The OSDL said it is creating the Mobile Linux Initiative in response to input from its membership and the growing global demand for Linux-based mobile platform requirements.
Research firm Ovum reports that worldwide mobile phone sales grew 31 percent in 2004 and that more than 2.8 billion phones are expected to be in use by 2009. As the mobile market continues to explode, handset manufacturers are increasingly turning to Linux as a strategic platform to deliver more capable mobile devices, increase flexibility, speed time-to-market, and lower costs.
“In much the same way that the OSDL Carrier Grade Linux working group helped accelerate Linux adoption in telecommunications network infrastructure, we believe that MLI will create the ideal forum where device manufacturers, network operators and developers can focus specifically on Linux and open source applications to move mobile handsets to the next level of functionality and profitability,” said Stuart Cohen, CEO of OSDL.
MLI on a Mission
The MLI working group is on a mission to maximize the market opportunity for Linux-based devices. MontaVista Software, Motorola, PalmSource, Trolltech, and Wind River are among the first members to participate in MLI.

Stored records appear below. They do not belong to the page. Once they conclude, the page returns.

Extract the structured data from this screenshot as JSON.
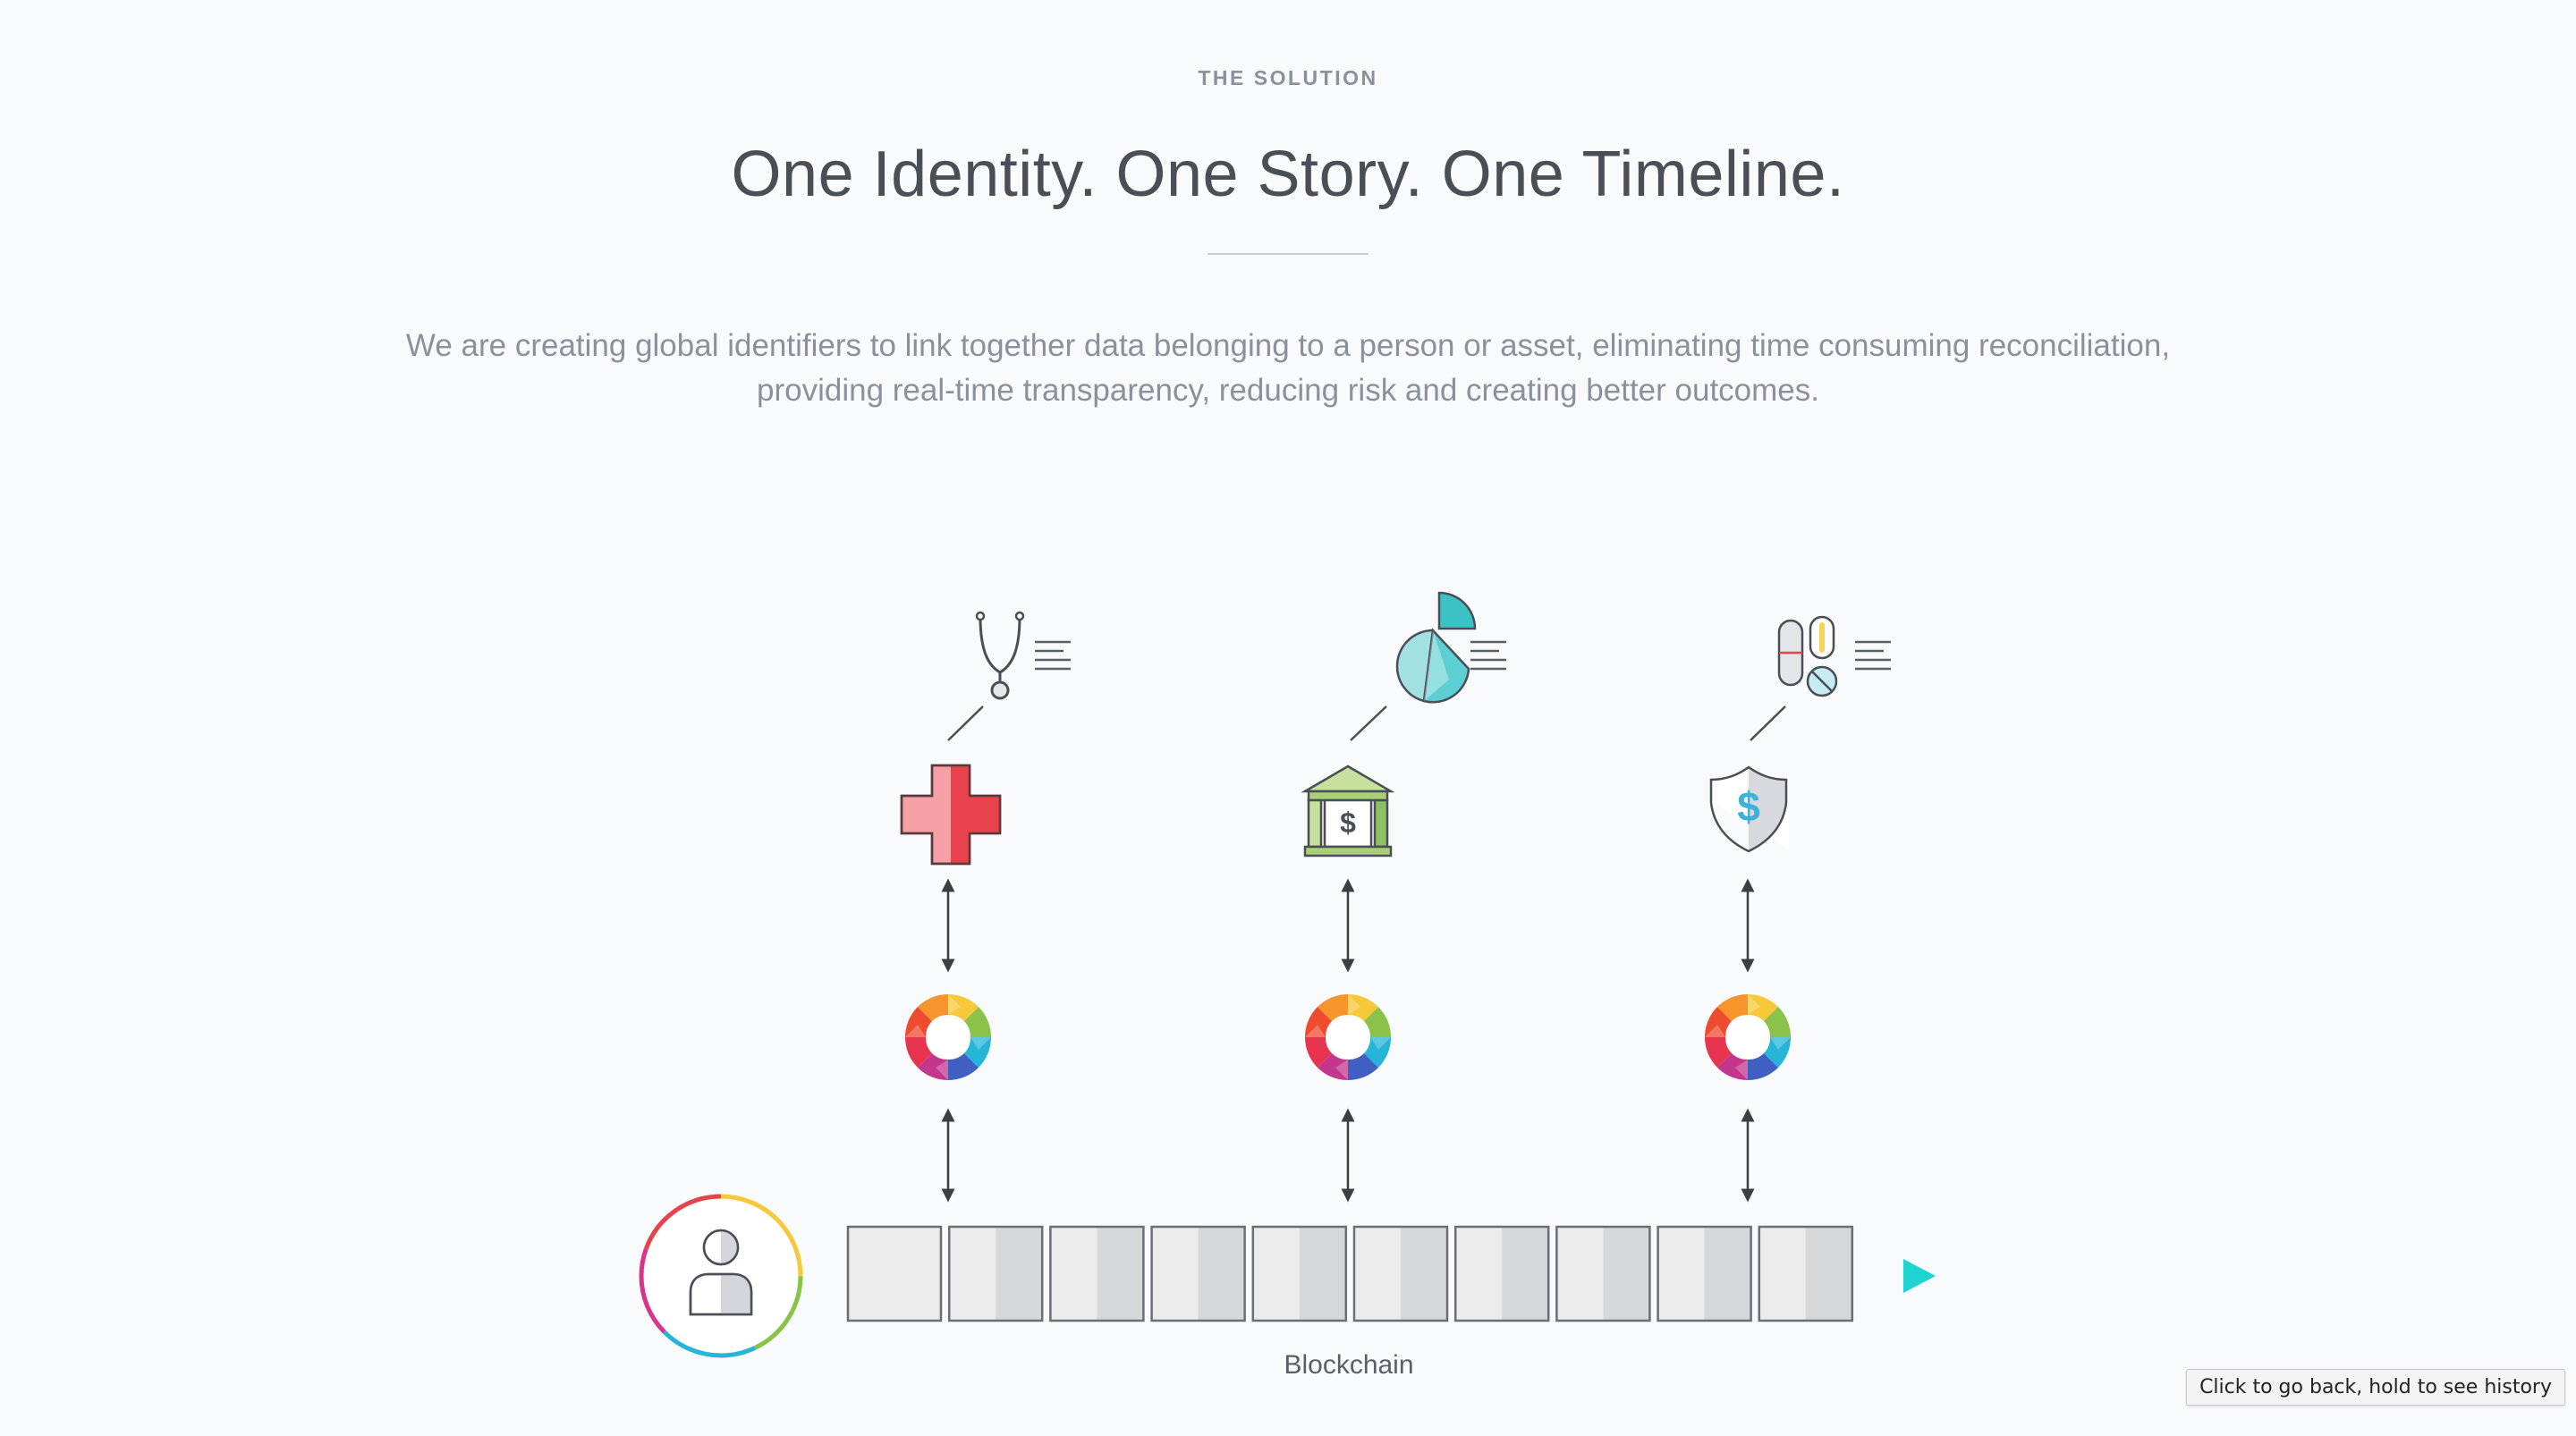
{
  "section": {
    "eyebrow": "THE SOLUTION",
    "headline": "One Identity. One Story. One Timeline.",
    "description_lines": [
      "We are creating global identifiers to link together data belonging to a person or asset, eliminating time consuming reconciliation,",
      "providing real-time transparency, reducing risk and creating better outcomes."
    ]
  },
  "diagram": {
    "columns": [
      {
        "record_icon": "stethoscope-icon",
        "org_icon": "medical-cross-icon"
      },
      {
        "record_icon": "pie-chart-icon",
        "org_icon": "bank-icon"
      },
      {
        "record_icon": "pills-icon",
        "org_icon": "insurance-shield-icon"
      }
    ],
    "identity_icon": "person-icon",
    "hub_icon": "identity-ring-icon",
    "chain_label": "Blockchain",
    "block_count": 10,
    "colors": {
      "medical": "#e8434d",
      "bank": "#8dc063",
      "shield_dollar": "#3fb0d8",
      "timeline_start": "#2f86c8",
      "timeline_end": "#1fd3d0",
      "chart_teal": "#3cc1c4"
    }
  },
  "browser": {
    "back_tooltip": "Click to go back, hold to see history"
  }
}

MLI participants will work on operating system technical challenges, foster development of applications for Linux-based mobile devices, deliver requirements definition documents and use cases, and host complementary open-source projects that support the initiative.
“Linux has enormous potential in the mobile space as it is well placed to meet growing demand for handsets that deliver both flexibility and advanced features,” said Gary Barnett, research director at Ovum. “OSDL and its members are in a position to help facilitate a shift for handset manufacturers moving to Linux.”
Burton Group Senior Analyst Mike Disabato told LinuxInsider that he agrees the open-source operating system has potential in the mobile space. Functionality, he said, would be a prime motivating factor for wireless device manufacturers that choose to adopt Linux.
“Right now more enterprises are interested in how wireless devices can be integrated into the enterprise network and the applications that are running there,” Disabato said. “Palm finally got around to offering native exchange integration with its Pocket PC and if Linux comes along and provides that integration then there will be a high level of interest in a fourth operating system for mobile platforms.”
Of course, Disabato said, Linux is already making headway on mobile phones, but much like BSD sits underneath a Mac unbeknownst to Apple users, most wireless consumers won’t know their phones are running Linux.
Banking on Past Success
Michael Kelley, senior vice president, engineering, for PalmSource, said the OSDL is a proven launch pad for Linux technology and collaboration, and pointed to Carrier Grade Linux as a perfect example of an OSDL initiative that has been widely accepted by the industry.
“With OSDL bringing together key players in the mobile market, we believe that it will be possible to provide technically sound Linux implementations for mobile devices; deliver the business benefits we expect; and give our customers more choice and value in the services and products that we can offer,” Kelly said.